• 23.06.2007 11:29

Von Eisspezialisten und Schotterexperten

Die WRC macht zwei Monate Sommerpause, Zeit für die Halbzeitbilanz von BFGoodrich - Hier Teil 1

(Motorsport-Total.com) - Auch wenn BFGoodrich die Saison 2007 nach dem überraschenden Rückzug seines Wettbewerbers praktisch als einziger Reifenhersteller in der Rallye-Weltmeisterschaft bestreitet: Die Weiterentwicklung ihrer Wettbewerbs-Pneus hat die amerikanische Marke, die seit dem Einstieg in diese Meisterschaft ungeschlagen ist, konsequent fortgesetzt. Damit reagierte BFGoodrich auf die hohen Anforderungen seiner Partnerteams, die mit großem Ehrgeiz um die diesjährigen WM-Titel kämpfen. Dabei wurden mindestens vier der bisherigen acht Saisonläufe durch unterschiedliche Reifenstrategien zwischen Citroën und Ford, Sébastien Loeb und Marcus Grönholm entschieden.
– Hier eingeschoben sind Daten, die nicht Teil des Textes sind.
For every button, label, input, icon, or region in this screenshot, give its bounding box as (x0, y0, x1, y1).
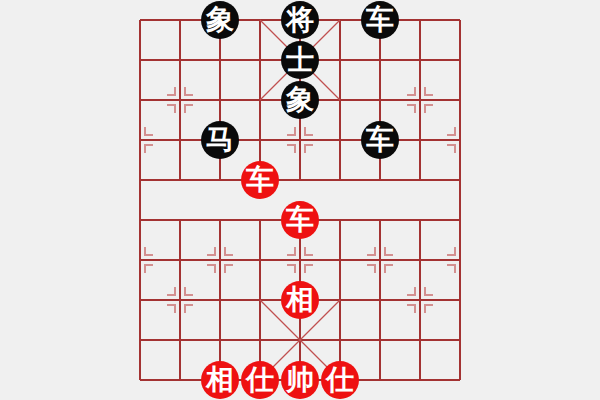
piece-red-elephant-2[interactable]: 相 (201, 361, 239, 399)
piece-black-elephant-2[interactable]: 象 (281, 81, 319, 119)
piece-red-chariot-2[interactable]: 车 (281, 201, 319, 239)
xiangqi-diagram: 象将车士象马车车车相相仕帅仕 (0, 0, 600, 400)
piece-black-general[interactable]: 将 (281, 1, 319, 39)
piece-black-chariot-1[interactable]: 车 (361, 1, 399, 39)
piece-red-elephant-1[interactable]: 相 (281, 281, 319, 319)
board[interactable]: 象将车士象马车车车相相仕帅仕 (140, 20, 460, 380)
piece-black-advisor-1[interactable]: 士 (281, 41, 319, 79)
piece-black-elephant-1[interactable]: 象 (201, 1, 239, 39)
piece-black-chariot-2[interactable]: 车 (361, 121, 399, 159)
piece-red-advisor-2[interactable]: 仕 (321, 361, 359, 399)
piece-black-horse-1[interactable]: 马 (201, 121, 239, 159)
board-pieces: 象将车士象马车车车相相仕帅仕 (140, 20, 460, 380)
piece-red-chariot-1[interactable]: 车 (241, 161, 279, 199)
piece-red-advisor-1[interactable]: 仕 (241, 361, 279, 399)
piece-red-general[interactable]: 帅 (281, 361, 319, 399)
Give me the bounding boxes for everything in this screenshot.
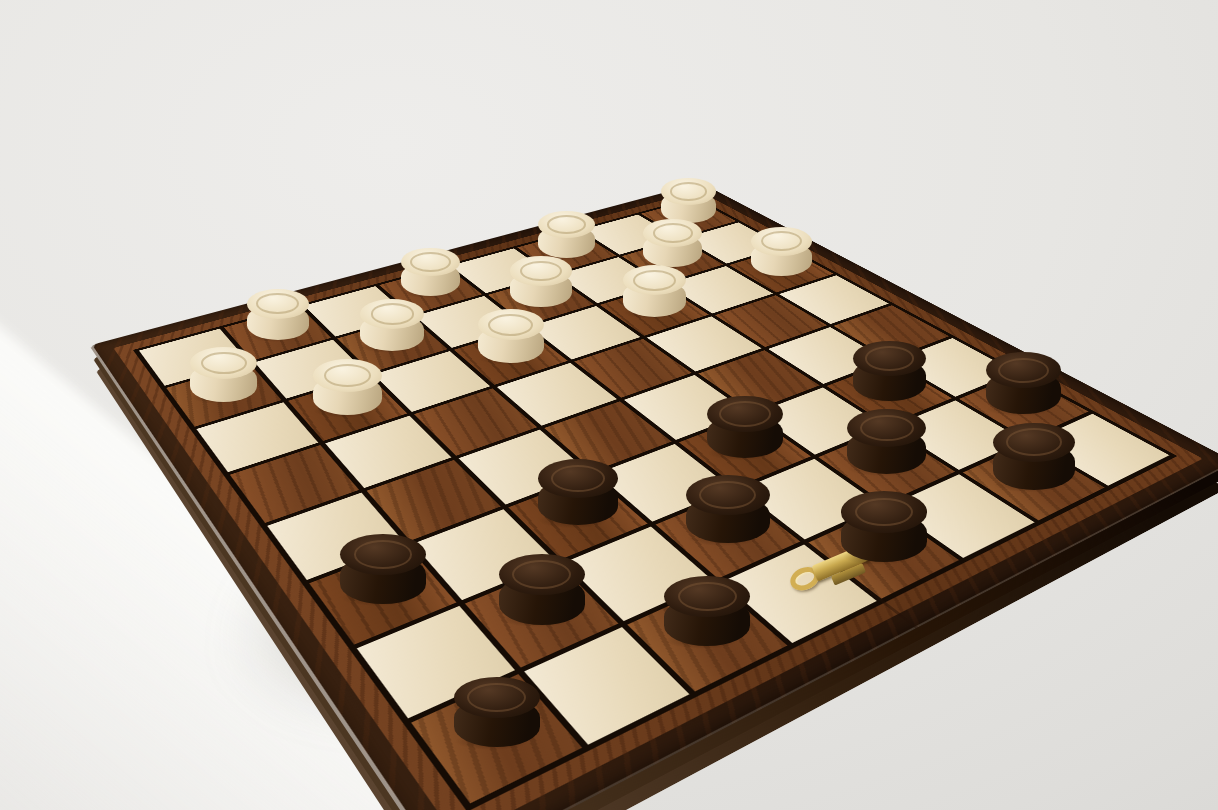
- piece-top: [664, 576, 750, 617]
- piece-top: [454, 677, 540, 718]
- piece-top: [247, 289, 309, 319]
- piece-top: [993, 423, 1075, 462]
- piece-top: [190, 347, 257, 379]
- white-checker[interactable]: [313, 359, 382, 416]
- dark-checker[interactable]: [853, 341, 926, 401]
- piece-top: [751, 227, 811, 256]
- photo-stage: [0, 0, 1218, 810]
- piece-top: [478, 309, 544, 341]
- white-checker[interactable]: [661, 178, 716, 223]
- piece-top: [313, 359, 382, 392]
- white-checker[interactable]: [623, 265, 686, 317]
- piece-top: [340, 534, 425, 575]
- dark-checker[interactable]: [686, 475, 770, 544]
- piece-top: [499, 554, 585, 595]
- piece-top: [643, 219, 702, 247]
- piece-top: [661, 178, 716, 204]
- dark-checker[interactable]: [538, 459, 619, 525]
- dark-checker[interactable]: [847, 409, 926, 474]
- piece-top: [510, 256, 571, 285]
- white-checker[interactable]: [538, 211, 595, 258]
- white-checker[interactable]: [401, 248, 461, 297]
- piece-top: [401, 248, 461, 277]
- dark-checker[interactable]: [986, 352, 1061, 414]
- dark-checker[interactable]: [841, 491, 927, 562]
- dark-checker[interactable]: [340, 534, 425, 604]
- dark-checker[interactable]: [454, 677, 540, 748]
- white-checker[interactable]: [478, 309, 544, 363]
- dark-checker[interactable]: [499, 554, 585, 625]
- white-checker[interactable]: [190, 347, 257, 402]
- piece-top: [686, 475, 770, 515]
- piece-top: [707, 396, 783, 433]
- white-checker[interactable]: [360, 299, 424, 351]
- piece-top: [847, 409, 926, 447]
- white-checker[interactable]: [643, 219, 702, 267]
- piece-top: [853, 341, 926, 376]
- dark-checker[interactable]: [664, 576, 750, 647]
- white-checker[interactable]: [247, 289, 309, 340]
- white-checker[interactable]: [751, 227, 811, 277]
- piece-top: [841, 491, 927, 532]
- white-checker[interactable]: [510, 256, 571, 306]
- dark-checker[interactable]: [707, 396, 783, 459]
- piece-top: [538, 459, 619, 498]
- dark-checker[interactable]: [993, 423, 1075, 490]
Teil eins der Zwischenbilanz zur Halbzeitpause.

Titel-Bild zur News: Marcus Grönholm

Marcus Grönholm wühlte sich erfolgreich durch den schwedischen Schnee

Einstand mit Bravour: Als BFGoodrich zu Beginn der Saison 2006 sein Rallye-Engagement auf WM-Ebene begann, geschah dies mit großem Erfolg. Bereits vor Jahresfrist stand fest: Die amerikanische Marke ist auf allen maßgeblichen Untergründen konkurrenzfähig - auf Schnee und Eis ebenso wie auf Asphalt-Prüfungen und schnellen wie knüppelharten Schotterpisten. Und als im Dezember in den walisischen Wäldern auch die letzte Schlacht geschlagen war, Sébastien Loeb als neuer und alter Fahrerweltmeister feststand und das Team BP Ford sich über den Titel in der Konstrukteurswertung freute, durften auch die Reifenexperten aus Clermont-Ferrand auf ihre weiße Weste stolz sein: Sie waren trotz starker Konkurrenz weiterhin ungeschlagen. Besser ging es nicht.#w1#

Der Wettbewerber zog sich daraufhin - von der Unterstützung des Italieners Gigi Galli bei den WM-Läufen in Schweden, Norwegen und Portugal abgesehen - aus der Rallye-Weltmeisterschaft weitestgehend zurück und überließ BFGoodrich das Feld. Was die amerikanische Marke keineswegs zum Anlass nahm, sich auf den frisch errungenen Lorbeeren auszuruhen. Ganz im Gegenteil: Die Reifenexperten führten das gewohnt hohe Entwicklungstempo ungebremst fort und überzeugten immer wieder mit Produktinnovationen, um Partnerteams wie den Werksabordnungen von Citroën, Ford und Subaru, aber auch den werksunterstützten Teams (OMV-Kronos, VK-Stobart und Munchi's) sowie regelmäßig antretenden Privatiers wie Toni Gardemeister, Jan Kopecky und Gareth MacHale optimales Material anzubieten.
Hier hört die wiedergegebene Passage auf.